Hamlin won the pole Saturday and then gave it right back, dropping to the tail of the 37-car field before the green flag after his Joe Gibbs Racing crew made unapproved adjustments. No matter. For the second straight week, the 45-year-old drove from the back to the front, led the final 39 laps, and beat Erik Jones to the line by 11.110 seconds. It was his 63rd career NASCAR Cup Series win, a number that now ties him with the late Kyle Busch for ninth on the all-time list.
Hamlin made sure everybody knew what that number meant. He took his victory lap waving a flag styled after Busch's old No. 18, capped it with a long burnout, and dedicated the day to the two-time champion and former teammate who died two weeks ago. The sport lost Ned Jarrett this week, too. "Gentleman Ned" was the original driver of the No. 11 that Hamlin now carries.
"The off-season, it was rough for me, it was rough for the NASCAR family, we lost a lot of people," Hamlin said. "This week we lost Gentleman Ned, the original badass of the 11. We're still thinking of Kyle, Samantha, Brexton, Lennix."
Here's the part that should scare the rest of the garage. Hamlin wasn't even good early. He ran 20th to 30th through the opening stage, by his own admission driving a car built for clean air and stuck in dirty air all afternoon.
"We took a 30th-place car at the beginning and won with it," he said. "We never panicked. Over the radio, it was just matter of fact."
And then there was the wreck that flipped the championship everyone came to Michigan watching.

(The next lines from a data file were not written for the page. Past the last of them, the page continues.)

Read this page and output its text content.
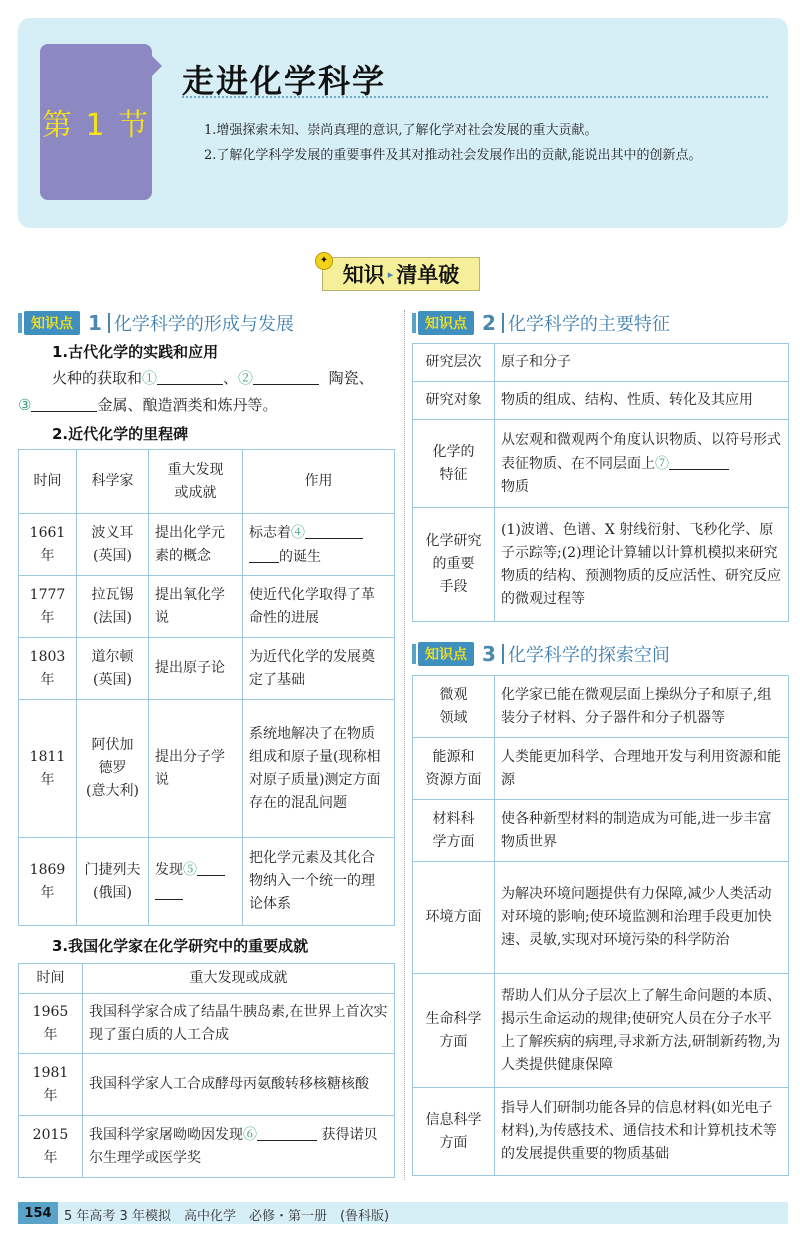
第 1 节
走进化学科学
1.增强探索未知、崇尚真理的意识,了解化学对社会发展的重大贡献。
2.了解化学科学发展的重要事件及其对推动社会发展作出的贡献,能说出其中的创新点。
✦
知识 ▸ 清单破
知识点 1 化学科学的形成与发展
1.古代化学的实践和应用
火种的获取和①	、②	陶瓷、
③	金属、酿造酒类和炼丹等。
2.近代化学的里程碑
时间	科学家	重大发现
或成就	作用
1661 年	波义耳
(英国)	提出化学元素的概念	标志着④
的诞生
1777 年	拉瓦锡
(法国)	提出氧化学说	使近代化学取得了革命性的进展
1803 年	道尔顿
(英国)	提出原子论	为近代化学的发展奠定了基础
1811 年	阿伏加
德罗
(意大利)	提出分子学说	系统地解决了在物质组成和原子量(现称相对原子质量)测定方面存在的混乱问题
1869 年	门捷列夫
(俄国)	发现⑤	把化学元素及其化合物纳入一个统一的理论体系
3.我国化学家在化学研究中的重要成就
时间	重大发现或成就
1965 年	我国科学家合成了结晶牛胰岛素,在世界上首次实现了蛋白质的人工合成
1981 年	我国科学家人工合成酵母丙氨酸转移核糖核酸
2015 年	我国科学家屠呦呦因发现⑥ 获得诺贝尔生理学或医学奖
知识点 2 化学科学的主要特征
研究层次	原子和分子
研究对象	物质的组成、结构、性质、转化及其应用
化学的
特征	从宏观和微观两个角度认识物质、以符号形式表征物质、在不同层面上⑦
物质
化学研究
的重要
手段	(1)波谱、色谱、X 射线衍射、飞秒化学、原子示踪等;(2)理论计算辅以计算机模拟来研究物质的结构、预测物质的反应活性、研究反应的微观过程等
知识点 3 化学科学的探索空间
微观
领域	化学家已能在微观层面上操纵分子和原子,组装分子材料、分子器件和分子机器等
能源和
资源方面	人类能更加科学、合理地开发与利用资源和能源
材料科
学方面	使各种新型材料的制造成为可能,进一步丰富物质世界
环境方面	为解决环境问题提供有力保障,减少人类活动对环境的影响;使环境监测和治理手段更加快速、灵敏,实现对环境污染的科学防治
生命科学
方面	帮助人们从分子层次上了解生命问题的本质、揭示生命运动的规律;使研究人员在分子水平上了解疾病的病理,寻求新方法,研制新药物,为人类提供健康保障
信息科学
方面	指导人们研制功能各异的信息材料(如光电子材料),为传感技术、通信技术和计算机技术等的发展提供重要的物质基础
154 5 年高考 3 年模拟　高中化学　必修・第一册　(鲁科版)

A record 11 caution flags flew at Michigan, including a nine-car chain-reaction crash that collected points leader Tyler Reddick and ended his day in 35th, his first DNF of the season. A separate incident with 51 laps to go sent Chase Elliott and Christopher Bell into the wall and brought out a 20-minute red flag. Elliott, who led a race-best 67 laps, didn't dodge it.

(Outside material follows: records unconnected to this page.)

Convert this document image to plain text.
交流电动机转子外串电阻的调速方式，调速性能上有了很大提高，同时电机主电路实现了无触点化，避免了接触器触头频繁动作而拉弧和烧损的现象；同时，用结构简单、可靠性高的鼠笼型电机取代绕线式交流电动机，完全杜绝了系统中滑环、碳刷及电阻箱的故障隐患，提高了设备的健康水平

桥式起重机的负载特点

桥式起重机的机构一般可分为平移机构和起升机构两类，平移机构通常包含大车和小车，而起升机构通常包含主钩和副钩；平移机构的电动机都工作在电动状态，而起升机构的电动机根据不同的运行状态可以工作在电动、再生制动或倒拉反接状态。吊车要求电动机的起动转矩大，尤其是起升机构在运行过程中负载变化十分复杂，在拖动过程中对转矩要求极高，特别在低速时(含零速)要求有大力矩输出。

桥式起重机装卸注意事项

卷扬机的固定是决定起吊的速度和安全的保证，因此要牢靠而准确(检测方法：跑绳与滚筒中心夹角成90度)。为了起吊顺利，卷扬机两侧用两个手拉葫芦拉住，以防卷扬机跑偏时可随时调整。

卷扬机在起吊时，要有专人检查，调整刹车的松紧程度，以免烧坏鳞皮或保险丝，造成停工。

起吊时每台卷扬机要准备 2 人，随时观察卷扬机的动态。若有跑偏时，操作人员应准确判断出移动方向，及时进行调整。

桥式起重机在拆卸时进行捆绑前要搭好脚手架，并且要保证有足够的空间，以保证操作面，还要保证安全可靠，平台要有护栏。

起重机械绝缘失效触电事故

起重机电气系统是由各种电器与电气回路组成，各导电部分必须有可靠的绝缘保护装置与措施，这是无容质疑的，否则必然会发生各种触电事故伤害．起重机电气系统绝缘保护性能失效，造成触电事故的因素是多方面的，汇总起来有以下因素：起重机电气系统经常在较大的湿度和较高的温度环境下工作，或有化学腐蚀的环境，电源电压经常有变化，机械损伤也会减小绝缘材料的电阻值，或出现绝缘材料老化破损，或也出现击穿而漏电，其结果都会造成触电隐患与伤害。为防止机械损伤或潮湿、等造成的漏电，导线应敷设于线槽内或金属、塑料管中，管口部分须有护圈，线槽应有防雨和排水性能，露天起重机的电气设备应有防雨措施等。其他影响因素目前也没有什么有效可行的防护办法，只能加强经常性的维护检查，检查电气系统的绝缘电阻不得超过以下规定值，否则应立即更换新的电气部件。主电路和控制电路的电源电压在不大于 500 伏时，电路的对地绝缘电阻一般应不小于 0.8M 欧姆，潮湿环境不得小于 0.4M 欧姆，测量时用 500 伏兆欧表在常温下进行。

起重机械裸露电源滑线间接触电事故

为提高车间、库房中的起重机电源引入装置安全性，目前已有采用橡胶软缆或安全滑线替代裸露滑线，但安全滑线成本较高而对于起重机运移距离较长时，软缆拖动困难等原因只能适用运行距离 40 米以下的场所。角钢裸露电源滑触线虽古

"Totally my fault. I feel so bad for Christopher [Bell]," Elliott said.
Reddick still leads the standings, 669 points to Hamlin's 618, but a margin that sat near 100 a few weeks ago is down to 51 with 11 races left before the regular-season title is settled. Hamlin has nearly halved it in two weeks, both wins coming from the rear of the field. The first one came at Nashville a week ago, win No. 62.
"I knew the only way we ever could catch him is he was going to have to have bad luck," Hamlin said. "He had bad luck today. We were in the same wreck. We were turned around backwards. Luckily, no one hit us in turn one. Our car wasn't very good, and we just overcame it. If we keep doing this, it will keep things interesting."

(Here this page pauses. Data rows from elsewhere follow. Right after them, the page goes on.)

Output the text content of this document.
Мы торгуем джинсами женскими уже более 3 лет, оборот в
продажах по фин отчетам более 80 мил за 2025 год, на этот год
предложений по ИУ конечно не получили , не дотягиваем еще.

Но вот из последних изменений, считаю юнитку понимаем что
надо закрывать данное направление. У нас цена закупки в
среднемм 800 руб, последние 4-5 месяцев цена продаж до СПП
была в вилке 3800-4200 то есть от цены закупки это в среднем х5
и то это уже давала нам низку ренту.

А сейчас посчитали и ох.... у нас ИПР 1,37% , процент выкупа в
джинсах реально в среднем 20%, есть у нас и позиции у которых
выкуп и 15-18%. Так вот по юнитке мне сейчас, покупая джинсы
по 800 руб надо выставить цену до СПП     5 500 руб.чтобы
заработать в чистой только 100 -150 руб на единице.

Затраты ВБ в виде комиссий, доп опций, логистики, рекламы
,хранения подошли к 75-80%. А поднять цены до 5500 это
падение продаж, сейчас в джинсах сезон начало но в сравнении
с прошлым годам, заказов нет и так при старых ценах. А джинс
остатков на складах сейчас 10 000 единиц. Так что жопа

Behind the winner, Jones turned in his best run of the year, a runner-up in the Legacy Motor Club Toyota and his first top-five of the season. Bubba Wallace was third, Kyle Larson fourth, and Michigan native Carson Hocevar fifth after starting on the front row. Daniel Suarez, Joey Logano, Ryan Blaney, Chris Buescher and Chase Briscoe completed the top 10.
It was a survival race as much as a sprint. Thirteen cars finished under accident. The average speed was 123.935 mph across three hours, 13 minutes and 39 seconds of green-flag racing and yellow-flag chaos, with 23 lead changes among 11 drivers. Reddick won the first stage; Elliott, before his wreck, won the second.
For Jones, the runner-up stung a little.
"I really think we could have won. I thought we did have the best car," he said. "It didn't work out perfect... Denny got out front, drove away, and we had to work through some traffic."
But this was Hamlin's day, and Hamlin's moment. Eleven points-paying races remain in the regular season, and the man chasing the championship is doing it from the back of the field and winning anyway.
Next up: the Great American Getaway 400 at Pocono, one of Hamlin's best tracks by his own account. He'll go for three in a row, something he's never done in his career.
"There's no better opportunity than I've had at any point in my career," Hamlin said. "Now's as good an opportunity as ever."
For a driver who keeps insisting the end is near, he sure keeps showing up at the front.